Picchia e minaccia la moglie con un coltello, poi «rapisce» il figlio di 2 anni: arrestato

I carabinieri di hanno rintracciato il padre in fuga con il figlio nel cuore della notte, ponendo fine a una brutta storia fatta da continue violenze e soprusi. Il piccolo, preso in cura dai militari, sta bene

NICHELINO - Ha picchiato la moglie, minacciato i suoceri con un coltellaccio e rapito il figlio di soli due anni, facendo perdere ogni traccia di sé e del piccolo. 

La notte di violenza
E’ successo a Nichelino, alle porte di Torino. Protagonista in negativo di questa assurda vicenda è Luca C., elettricista di 35 anni. L’uomo era infatti convinto che la moglie, un ex impiegata di 34 anni, lo tradisse. Dopo tante botte, soprusi e minacce, la situazione è precipitata ieri notte a seguito dell’ennesima lite. Luca si è recato dagli suoceri, dove moglie e bambino si erano rifugiati per scampare alla sua furia, e armato di un coltello ha iniziato a picchiare la moglie e a minacciare gli anziani. Verso l’1:30 ha preso il figlio di due anni ed è scappato a bordo della sua Fiat Ulisse.

La fuga e l'arresto
I carabinieri di Nichelino, Moncalieri e di Torino si sono subito mobilitati per rintracciare il padre in fuga con il figlio.
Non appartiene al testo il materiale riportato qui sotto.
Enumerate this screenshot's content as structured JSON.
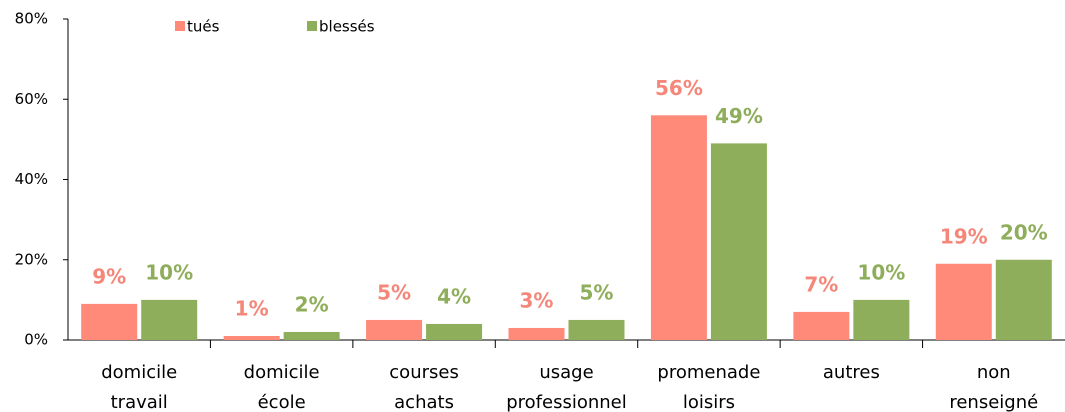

L’uomo è stato rintracciato qualche ora dopo, intorno alle 4, grazie alla posizione del telefono cellulare: si era recato a San Germano, dove la coppia ha una casa vacanze. Il bambino è stato così preso dai militari che lo hanno accudito in caserma, sino all’arrivo della mamma che ha sporto finalmente denuncia verso il marito violento. Per questo motivo Luca è stato arrestato per maltrattamenti, minacce e lesioni.